As you’d expect, Schoenberg, Berg and Webern feature prominently, with beautifully committed, engaged and nuanced performances of Schoenberg’s Four Songs, op.2 (1899), Webern’s Five Songs on Poems by Richard Dehmel (1906-08), and Berg’s celebrated Seven Early Songs (1907). De Leeuw’s colourful but supremely sensitive piano playing points up fascinating connections between Schoenberg and Debussy in particular, and both he and the ever-involving Hannigan are thoroughly idiomatic in the expressionistic depths of Webern and the more overtly lyrical outpourings of Berg. This is music in which one feels both performers are completely in their element, with singing and playing of thrilling immediacy.
By including songs by Zemlinsky (from the mid- to late 1890s) and Alma Mahler (1910 and 1915) alongside these three pillars of the Second Viennese School, Hannigan and de Leeuw add not only an expanded context but real substance to their recital. Zemlinsky’s fundamentally tonal musical language seems to be looking back to a Brahmsian tradition, but also tentatively forward as the world stands on the brink of a new century. Certainly you feel the tension in Hannigan’s performance of Entbietung (‘Invitation’), a setting of words by Richard Dehmel – who provided a crucial literary inspiration for all these composers. Alma Mahler (herself a source of inspiration not only for her husband Gustav, but also for Berg and Zemlinsky, among several others) seems to look even further back from her vantage point in the early to mid-1910s, yet even here you feel a sense of foreboding, not least in the eerie harmonies that open her setting of Dehmel’s Die stille Stadt (‘The Silent Town’).
Following the trajectory set by the Zemlinsky and Mahler songs, Hannigan and de Leeuw end their programme at the point where, in their view, it all started: Hugo Wolf’s Mignon settings from Goethe’s Wilhelm Meister. Here, as the 19th century moved toward its close, music and text, melody and accompaniment became inextricably entwined. Texture as much as tonality defined the music of the new century, and song-setting, for all these composers, was an essential part of their musical DNA, as well as laying the formal foundations for the ‘new music’ ahead. By bidding a tender farewell with Wolf’s extraordinarily prescient music, Hannigan and de Leeuw seem to be inviting us to listen again to the whole programme in the light of its discoveries and connections.

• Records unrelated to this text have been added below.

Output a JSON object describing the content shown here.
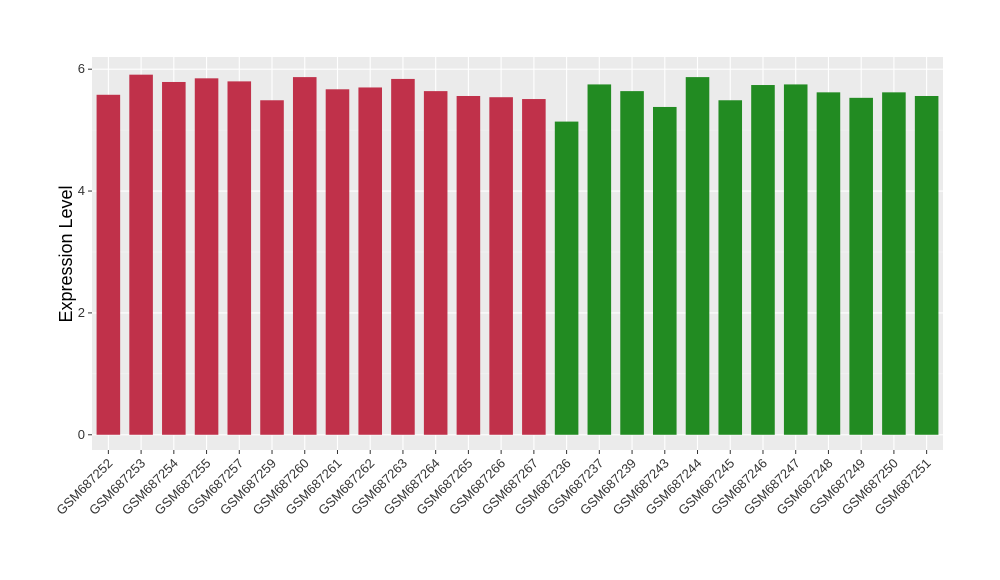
{
  "chart_data": {
    "type": "bar",
    "title": "",
    "xlabel": "",
    "ylabel": "Expression Level",
    "ylim": [
      -0.25,
      6.2
    ],
    "yticks": [
      0,
      2,
      4,
      6
    ],
    "grid": true,
    "legend": "none",
    "categories": [
      "GSM687252",
      "GSM687253",
      "GSM687254",
      "GSM687255",
      "GSM687257",
      "GSM687259",
      "GSM687260",
      "GSM687261",
      "GSM687262",
      "GSM687263",
      "GSM687264",
      "GSM687265",
      "GSM687266",
      "GSM687267",
      "GSM687236",
      "GSM687237",
      "GSM687239",
      "GSM687243",
      "GSM687244",
      "GSM687245",
      "GSM687246",
      "GSM687247",
      "GSM687248",
      "GSM687249",
      "GSM687250",
      "GSM687251"
    ],
    "values": [
      5.58,
      5.91,
      5.79,
      5.85,
      5.8,
      5.49,
      5.87,
      5.67,
      5.7,
      5.84,
      5.64,
      5.56,
      5.54,
      5.51,
      5.14,
      5.75,
      5.64,
      5.38,
      5.87,
      5.49,
      5.74,
      5.75,
      5.62,
      5.53,
      5.62,
      5.56
    ],
    "groups": [
      "red",
      "red",
      "red",
      "red",
      "red",
      "red",
      "red",
      "red",
      "red",
      "red",
      "red",
      "red",
      "red",
      "red",
      "green",
      "green",
      "green",
      "green",
      "green",
      "green",
      "green",
      "green",
      "green",
      "green",
      "green",
      "green"
    ],
    "colors": {
      "red": "#C0314A",
      "green": "#228B22",
      "panel": "#EBEBEB",
      "grid_major": "#FFFFFF",
      "grid_minor": "#F5F5F5"
    }
  }
}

And return to it again the listener surely will. There may be more tonally radiant recordings of some of these songs, and others with more clinical, pinpoint accuracy. But there are few that combine such a sense of sheer involvement, at foreground and deep-background levels, with such a complete awareness of, and identification with, the fin-de-siècle mindset. For that reason alone, lovers of 20th-century art song need to hear this disc. They will find it an immensely rewarding and thought-provoking experience: from these musicians, one would expect no less!